Love and faith endure: Tom and Karen McCall
Tom McCall, a semi-retired CPA, is accustomed to working with numbers, and he and his wife, Karen, have accumulated some large numbers between them.
They have been married for 47 years, spending almost 30 of those years as parishioners at Holy Cross Church in The Colony.
Karen said, “You find in church good role models of people who have been married 50 years. I want to do that; I want to be there.”
Both educated in Catholic schools, their common faith has helped the couple’s relationship last through the years.
Pope Francis, in his apostolic exhortation Amoris Laetitia (On Love in the Family), addresses marital love that endures, writing, “If I expect too much, the other person will let me know, for he or she can neither play God nor serve all my needs. Love coexists with imperfection. It ‘bears all things’ and can hold its peace before the limitations of the loved one” (Amoris Laetitia, 113).
The McCalls shared with the North Texas Catholic some thoughts on a lifetime of faith and marriage.
LASTING LOVE: Tom said that the keys to a lasting marriage are patience and communication. “If you have patience with each other and you communicate well, you can just about kick anything.”
Karen joked, “I disagree. I think it was blind luck.”
While they enjoy attending professional hockey games together, many of their interests diverge. Tom explained, “We’re always on the same page, but in different books. And then sometimes it’s a different library.”
NURTURE AND GROW: Like a plant, their relationship has grown and changed with time. Karen said, “Every once in a while, you hit a brick wall and then you have to recount. You get to a certain age or you get to a certain illness and all of a sudden you are looking at each other saying, ‘That’s not gonna work anymore. We have to change.’”
She added, “You have to open up your eyes to what your partner needs, more than what you need. And to know how to say things, instead of arguing or snipping.”
OPEN COMMUNICATION: Tom said, “You have to have the strength to talk about the issues. To put the issues on the table and unvarnish them. Talk in an unvarnished way, and maybe it’s going to get a little dicey, but then once you’ve had the hard talk, you can smooth it out on the edges.”
PARISH PEOPLE: Serving the parish became more important after the birth of their two children. Karen said, “I realized I have to put my money where my mouth is, to show my kids that this is what I believe.”
Tom is known at the parish as the “Building Guy,” because he helps with maintenance and led the finance campaign for a $6.1 million expansion and renovation completed in 2019. A semi-retired CPA, he chairs the parish finance council, serves as a sacristan, and is a Knight of Columbus.
Karen sings in the choir, and in the past the couple has taught religious education and RCIA and served as sponsors for engaged couples.
She admitted that when they moved to Texas, “I was looking for a big parish where I would get lost. You can keep your head down and your mouth shut.”
Now, Tom laughed, “If there’s a need, we’re going to fill that need. That’s kind of been our gig.”

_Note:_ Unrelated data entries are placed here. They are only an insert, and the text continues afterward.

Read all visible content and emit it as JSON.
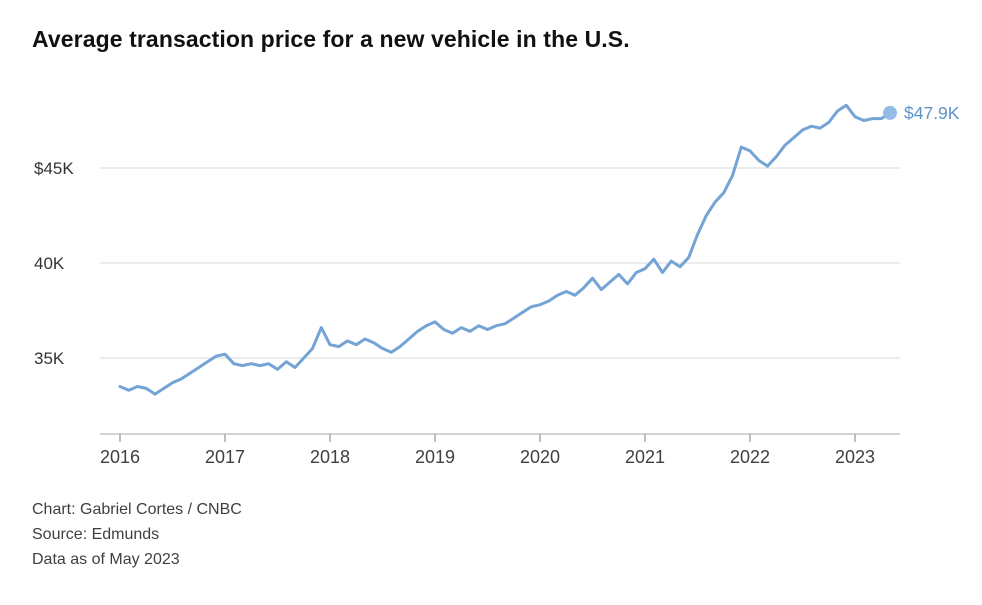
{
  "title": "Average transaction price for a new vehicle in the U.S.",
  "footer": {
    "credit": "Chart: Gabriel Cortes / CNBC",
    "source": "Source: Edmunds",
    "as_of": "Data as of May 2023"
  },
  "chart_data": {
    "type": "line",
    "title": "Average transaction price for a new vehicle in the U.S.",
    "x_unit": "month",
    "x_start": "2016-01",
    "x_end": "2023-05",
    "interval": "monthly",
    "year_ticks": [
      "2016",
      "2017",
      "2018",
      "2019",
      "2020",
      "2021",
      "2022",
      "2023"
    ],
    "y_ticks": [
      {
        "value": 45,
        "label": "$45K"
      },
      {
        "value": 40,
        "label": "40K"
      },
      {
        "value": 35,
        "label": "35K"
      }
    ],
    "ylim": [
      31,
      49
    ],
    "grid": true,
    "legend": "none",
    "end_label": "$47.9K",
    "end_value": 47.9,
    "line_color": "#74a3d6",
    "end_dot_color": "#95bce4",
    "end_label_color": "#5e92c9",
    "series": [
      {
        "name": "Average transaction price ($K USD)",
        "values": [
          33.5,
          33.3,
          33.5,
          33.4,
          33.1,
          33.4,
          33.7,
          33.9,
          34.2,
          34.5,
          34.8,
          35.1,
          35.2,
          34.7,
          34.6,
          34.7,
          34.6,
          34.7,
          34.4,
          34.8,
          34.5,
          35.0,
          35.5,
          36.6,
          35.7,
          35.6,
          35.9,
          35.7,
          36.0,
          35.8,
          35.5,
          35.3,
          35.6,
          36.0,
          36.4,
          36.7,
          36.9,
          36.5,
          36.3,
          36.6,
          36.4,
          36.7,
          36.5,
          36.7,
          36.8,
          37.1,
          37.4,
          37.7,
          37.8,
          38.0,
          38.3,
          38.5,
          38.3,
          38.7,
          39.2,
          38.6,
          39.0,
          39.4,
          38.9,
          39.5,
          39.7,
          40.2,
          39.5,
          40.1,
          39.8,
          40.3,
          41.5,
          42.5,
          43.2,
          43.7,
          44.6,
          46.1,
          45.9,
          45.4,
          45.1,
          45.6,
          46.2,
          46.6,
          47.0,
          47.2,
          47.1,
          47.4,
          48.0,
          48.3,
          47.7,
          47.5,
          47.6,
          47.6,
          47.9
        ]
      }
    ]
  }
}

Karen explained, “You can’t be blessed and not give something back. You can’t have all those graces and not share them. It just doesn’t stop.”
GOSPEL TRUTH: Tom’s advice for new Catholics is to read the Gospel of Matthew, spending plenty of time with the Sermon on the Mount. Then read the Acts of the Apostles to see how the Apostles lived.

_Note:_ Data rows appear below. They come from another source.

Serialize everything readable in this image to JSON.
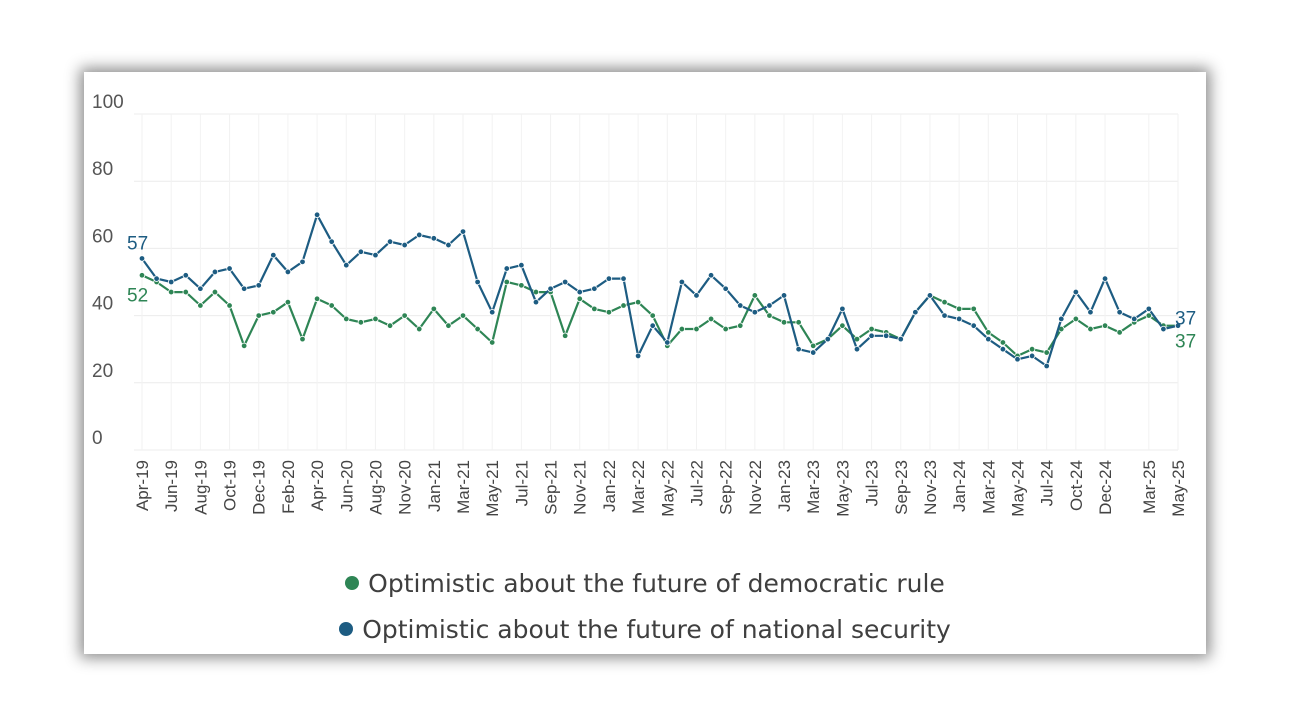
{
  "chart_data": {
    "type": "line",
    "categories": [
      "Apr-19",
      "May-19",
      "Jun-19",
      "Jul-19",
      "Aug-19",
      "Sep-19",
      "Oct-19",
      "Nov-19",
      "Dec-19",
      "Jan-20",
      "Feb-20",
      "Mar-20",
      "Apr-20",
      "May-20",
      "Jun-20",
      "Jul-20",
      "Aug-20",
      "Sep-20",
      "Nov-20",
      "Dec-20",
      "Jan-21",
      "Feb-21",
      "Mar-21",
      "Apr-21",
      "May-21",
      "Jun-21",
      "Jul-21",
      "Aug-21",
      "Sep-21",
      "Oct-21",
      "Nov-21",
      "Dec-21",
      "Jan-22",
      "Feb-22",
      "Mar-22",
      "Apr-22",
      "May-22",
      "Jun-22",
      "Jul-22",
      "Aug-22",
      "Sep-22",
      "Oct-22",
      "Nov-22",
      "Dec-22",
      "Jan-23",
      "Feb-23",
      "Mar-23",
      "Apr-23",
      "May-23",
      "Jun-23",
      "Jul-23",
      "Aug-23",
      "Sep-23",
      "Oct-23",
      "Nov-23",
      "Dec-23",
      "Jan-24",
      "Feb-24",
      "Mar-24",
      "Apr-24",
      "May-24",
      "Jun-24",
      "Jul-24",
      "Aug-24",
      "Oct-24",
      "Nov-24",
      "Dec-24",
      "Jan-25",
      "Feb-25",
      "Mar-25",
      "Apr-25",
      "May-25"
    ],
    "x_tick_labels": [
      "Apr-19",
      "Jun-19",
      "Aug-19",
      "Oct-19",
      "Dec-19",
      "Feb-20",
      "Apr-20",
      "Jun-20",
      "Aug-20",
      "Nov-20",
      "Jan-21",
      "Mar-21",
      "May-21",
      "Jul-21",
      "Sep-21",
      "Nov-21",
      "Jan-22",
      "Mar-22",
      "May-22",
      "Jul-22",
      "Sep-22",
      "Nov-22",
      "Jan-23",
      "Mar-23",
      "May-23",
      "Jul-23",
      "Sep-23",
      "Nov-23",
      "Jan-24",
      "Mar-24",
      "May-24",
      "Jul-24",
      "Oct-24",
      "Dec-24",
      "Mar-25",
      "May-25"
    ],
    "y_ticks": [
      0,
      20,
      40,
      60,
      80,
      100
    ],
    "ylim": [
      0,
      100
    ],
    "grid": true,
    "legend_position": "bottom",
    "series": [
      {
        "name": "Optimistic about the future of democratic rule",
        "color": "#2e8555",
        "end_labels": [
          "52",
          "37"
        ],
        "values": [
          52,
          50,
          47,
          47,
          43,
          47,
          43,
          31,
          40,
          41,
          44,
          33,
          45,
          43,
          39,
          38,
          39,
          37,
          40,
          36,
          42,
          37,
          40,
          36,
          32,
          50,
          49,
          47,
          47,
          34,
          45,
          42,
          41,
          43,
          44,
          40,
          31,
          36,
          36,
          39,
          36,
          37,
          46,
          40,
          38,
          38,
          31,
          33,
          37,
          33,
          36,
          35,
          33,
          41,
          46,
          44,
          42,
          42,
          35,
          32,
          28,
          30,
          29,
          36,
          39,
          36,
          37,
          35,
          38,
          40,
          37,
          37
        ]
      },
      {
        "name": "Optimistic about the future of national security",
        "color": "#1d5c82",
        "end_labels": [
          "57",
          "37"
        ],
        "values": [
          57,
          51,
          50,
          52,
          48,
          53,
          54,
          48,
          49,
          58,
          53,
          56,
          70,
          62,
          55,
          59,
          58,
          62,
          61,
          64,
          63,
          61,
          65,
          50,
          41,
          54,
          55,
          44,
          48,
          50,
          47,
          48,
          51,
          51,
          28,
          37,
          32,
          50,
          46,
          52,
          48,
          43,
          41,
          43,
          46,
          30,
          29,
          33,
          42,
          30,
          34,
          34,
          33,
          41,
          46,
          40,
          39,
          37,
          33,
          30,
          27,
          28,
          25,
          39,
          47,
          41,
          51,
          41,
          39,
          42,
          36,
          37
        ]
      }
    ]
  }
}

He said, “Take a look at how they reached up with the Holy Spirit and went out and did things that they had no idea they could do. We can all do that.”
He added, “I really feel wonderful to be part of the Church founded by Jesus Christ. Not by some preacher.”
GROWING IN FAITH: One year for Lent, a friend challenged Karen to listen only to Catholic radio. She reluctantly agreed. “Then I got hooked. For a lot of it, I knew those things in my heart, but I didn’t know how to explain it.”
Karen and Tom take advantage of an adult faith formation class at the parish along with Catholic resources in the media and online.
CATHOLIC CORE: Karen doesn’t hesitate when asked why she’s a Catholic. “The Eucharist. The community. The eternity of it. As it was in the beginning, is now, and ever shall be.”
She continued, “No matter what you see on the news, and no matter how horrible it is, I came to the realization that it’s a war won by Christ. So, I can have worry, but I don’t have to be depressed, and I don’t have to give up, because it’s already done.”